Keys and Security

The Setup

Everyone agrees on:

A curve equation (like $y^2 = x^3 + 7$ )
A prime $p$ (defines the finite field)
A generator point $G$
The order $n$ (how many points $G$ generates)

These are public parameters. Bitcoin’s secp256k1 curve has all these standardized.

Key Generation

Step 1: Pick a random private key $d$ .

This is just a random number between $1$ and $n-1$ .

For secp256k1, $d$ is a 256-bit number.

Step 2: Compute the public key $Q$ .

$Q = d \times G$

Multiply the generator $G$ by your private key $d$ .

The result is a point on the curve.

What the Keys Look Like

Key	What It Is	Size (secp256k1)
Private key $d$	A random number	256 bits (32 bytes)
Public key $Q$	A point $(x, y)$	512 bits (64 bytes)
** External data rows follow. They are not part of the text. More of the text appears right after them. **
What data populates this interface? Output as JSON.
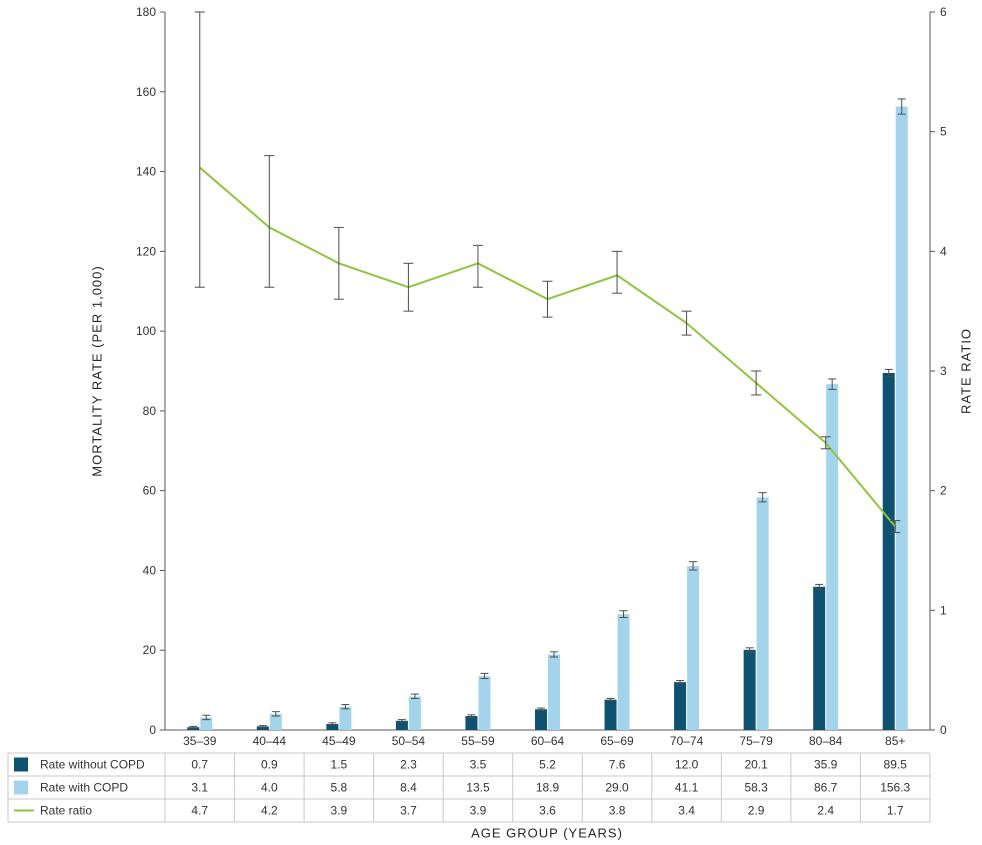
{
  "colors": {
    "without_copd": "#0e5170",
    "with_copd": "#a3d4ec",
    "rate_ratio": "#8dc63f",
    "error_bar": "#4d4d4d",
    "axis": "#595959",
    "table_line": "#c9c9c9",
    "text": "#333333"
  },
  "chart_data": {
    "type": "bar",
    "subtype": "grouped-bars-with-line-overlay",
    "grid": false,
    "legend_position": "table-left",
    "categories": [
      "35–39",
      "40–44",
      "45–49",
      "50–54",
      "55–59",
      "60–64",
      "65–69",
      "70–74",
      "75–79",
      "80–84",
      "85+"
    ],
    "series": [
      {
        "name": "Rate without COPD",
        "type": "bar",
        "axis": "left",
        "color": "#0e5170",
        "values": [
          0.7,
          0.9,
          1.5,
          2.3,
          3.5,
          5.2,
          7.6,
          12.0,
          20.1,
          35.9,
          89.5
        ],
        "display": [
          "0.7",
          "0.9",
          "1.5",
          "2.3",
          "3.5",
          "5.2",
          "7.6",
          "12.0",
          "20.1",
          "35.9",
          "89.5"
        ],
        "ci": [
          [
            0.5,
            0.9
          ],
          [
            0.7,
            1.1
          ],
          [
            1.3,
            1.8
          ],
          [
            2.0,
            2.6
          ],
          [
            3.2,
            3.8
          ],
          [
            4.9,
            5.5
          ],
          [
            7.3,
            7.9
          ],
          [
            11.6,
            12.4
          ],
          [
            19.6,
            20.6
          ],
          [
            35.3,
            36.5
          ],
          [
            88.6,
            90.4
          ]
        ]
      },
      {
        "name": "Rate with COPD",
        "type": "bar",
        "axis": "left",
        "color": "#a3d4ec",
        "values": [
          3.1,
          4.0,
          5.8,
          8.4,
          13.5,
          18.9,
          29.0,
          41.1,
          58.3,
          86.7,
          156.3
        ],
        "display": [
          "3.1",
          "4.0",
          "5.8",
          "8.4",
          "13.5",
          "18.9",
          "29.0",
          "41.1",
          "58.3",
          "86.7",
          "156.3"
        ],
        "ci": [
          [
            2.6,
            3.7
          ],
          [
            3.5,
            4.6
          ],
          [
            5.3,
            6.4
          ],
          [
            7.9,
            9.0
          ],
          [
            12.9,
            14.2
          ],
          [
            18.3,
            19.6
          ],
          [
            28.2,
            29.9
          ],
          [
            40.1,
            42.2
          ],
          [
            57.2,
            59.5
          ],
          [
            85.4,
            88.0
          ],
          [
            154.4,
            158.2
          ]
        ]
      },
      {
        "name": "Rate ratio",
        "type": "line",
        "axis": "right",
        "color": "#8dc63f",
        "values": [
          4.7,
          4.2,
          3.9,
          3.7,
          3.9,
          3.6,
          3.8,
          3.4,
          2.9,
          2.4,
          1.7
        ],
        "display": [
          "4.7",
          "4.2",
          "3.9",
          "3.7",
          "3.9",
          "3.6",
          "3.8",
          "3.4",
          "2.9",
          "2.4",
          "1.7"
        ],
        "ci": [
          [
            3.7,
            6.0
          ],
          [
            3.7,
            4.8
          ],
          [
            3.6,
            4.2
          ],
          [
            3.5,
            3.9
          ],
          [
            3.7,
            4.05
          ],
          [
            3.45,
            3.75
          ],
          [
            3.65,
            4.0
          ],
          [
            3.3,
            3.5
          ],
          [
            2.8,
            3.0
          ],
          [
            2.35,
            2.45
          ],
          [
            1.65,
            1.75
          ]
        ]
      }
    ],
    "left_axis": {
      "label": "MORTALITY RATE (PER 1,000)",
      "min": 0,
      "max": 180,
      "step": 20
    },
    "right_axis": {
      "label": "RATE RATIO",
      "min": 0,
      "max": 6,
      "step": 1
    },
    "x_axis": {
      "label": "AGE GROUP (YEARS)"
    }
  }
}
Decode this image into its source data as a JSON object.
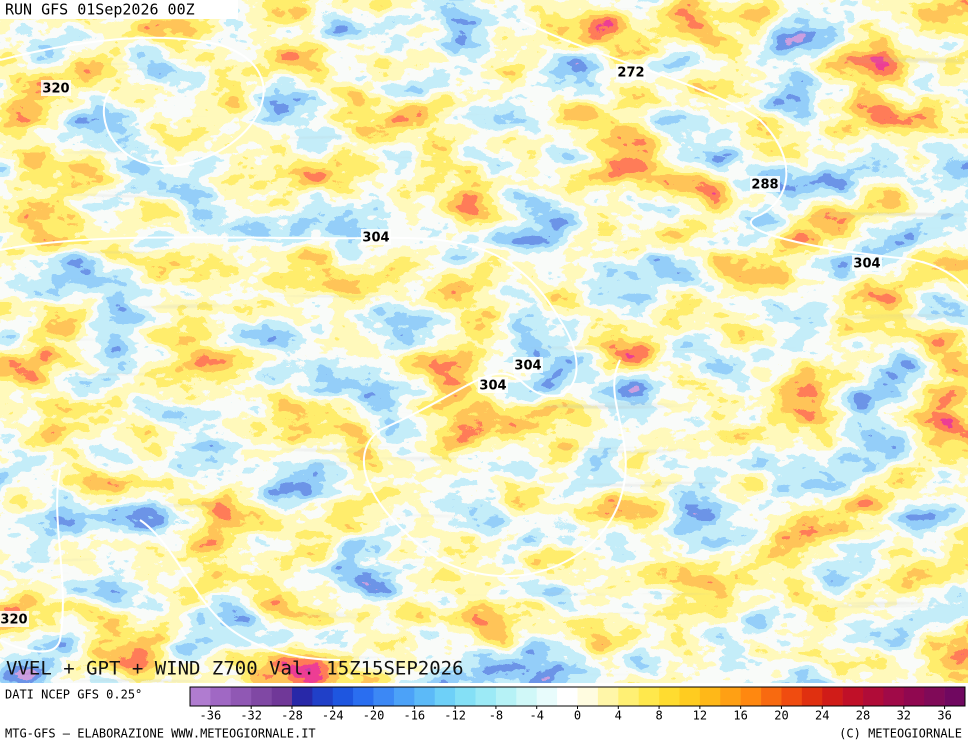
{
  "header": {
    "run": "RUN GFS 01Sep2026 00Z"
  },
  "map": {
    "title": "VVEL + GPT + WIND Z700 Val. 15Z15SEP2026",
    "contour_labels": [
      "320",
      "272",
      "288",
      "304",
      "304",
      "304",
      "304",
      "320"
    ]
  },
  "legend": {
    "source": "DATI NCEP GFS 0.25°",
    "lim": [
      -38,
      38
    ],
    "ticks": [
      -36,
      -32,
      -28,
      -24,
      -20,
      -16,
      -12,
      -8,
      -4,
      0,
      4,
      8,
      12,
      16,
      20,
      24,
      28,
      32,
      36
    ],
    "colors": [
      "#b07cd0",
      "#a068c4",
      "#9058b4",
      "#8048a4",
      "#703898",
      "#2828a8",
      "#2040c8",
      "#1e56e0",
      "#2a6ef0",
      "#3c88f5",
      "#4ca2f8",
      "#5cbaf8",
      "#6ed0f8",
      "#84e0f6",
      "#9ceaf6",
      "#b6f2f6",
      "#d0f8f8",
      "#e8fcfc",
      "#ffffff",
      "#fffce0",
      "#fff6a8",
      "#fff074",
      "#ffe84c",
      "#ffdc30",
      "#ffcc20",
      "#ffb818",
      "#ffa014",
      "#ff8810",
      "#f86a10",
      "#f04c10",
      "#e03010",
      "#d01c18",
      "#c01028",
      "#b00c38",
      "#a00a48",
      "#900850",
      "#800a58",
      "#700860"
    ]
  },
  "footer": {
    "left": "MTG-GFS — ELABORAZIONE WWW.METEOGIORNALE.IT",
    "right": "(C) METEOGIORNALE"
  }
}
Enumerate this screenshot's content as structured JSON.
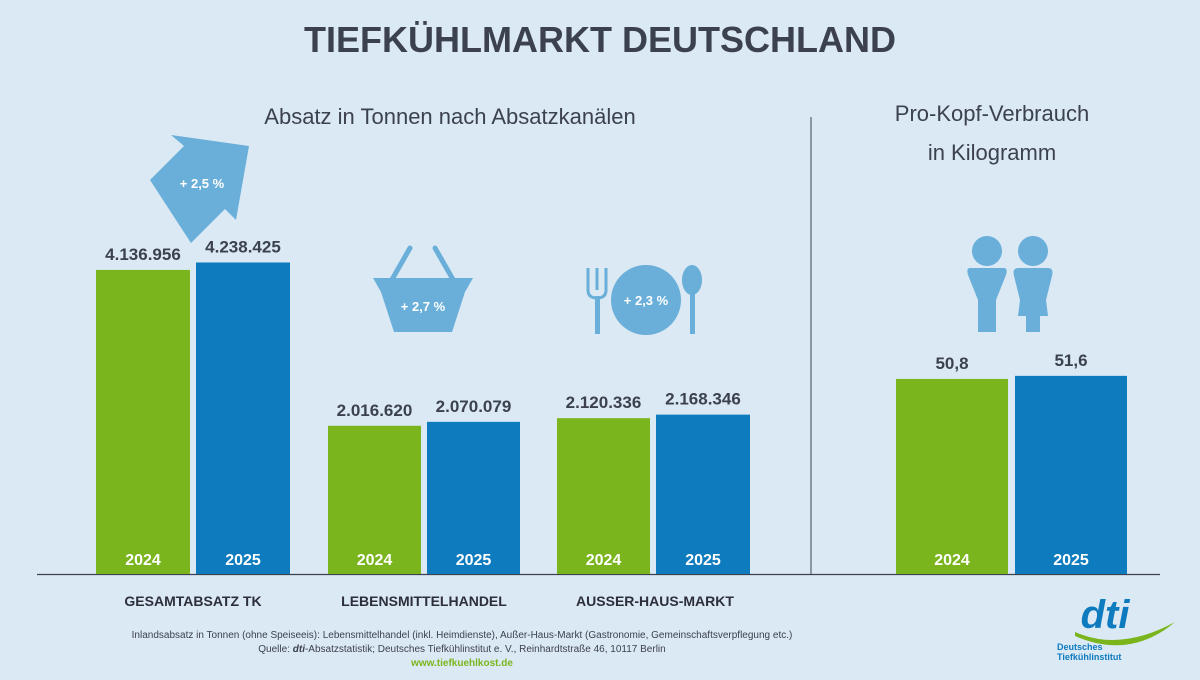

The public key can be compressed to 257 bits by storing only $x$ and one bit indicating if $y$ is even or odd (since there are two possible $y$ values).

Why Is This Secure?

An attacker knows:

$G$ (public)
$Q = dG$ (public)

To find $d$ , they need to solve:

Given $G$ and $Q$ , find $d$ such that $Q = dG$ .

This is the Elliptic Curve Discrete Logarithm Problem (ECDLP).

Why ECDLP Is Hard

You might think: “Just keep subtracting $G$ from $Q$ until you reach $\mathcal{O}$ .”

But $d$ can be as large as $2^{256}$ .

Even at 1 billion operations per second, checking all possibilities would take longer than the age of the universe. Much longer.

No Known Shortcuts

For regular discrete log (like in Diffie-Hellman), there are sub-exponential algorithms.

For ECDLP, the best known attacks are fully exponential. There’s no mathematical shortcut.

This is why ECC can use smaller keys than RSA for the same security.

The One-Way Function

Direction	Operation	Difficulty
Forward	Compute $Q = dG$	Easy (double-and-add)
Backward	Find $d$ from $Q$ and $G$	Practically impossible

This asymmetry is the foundation of ECC security.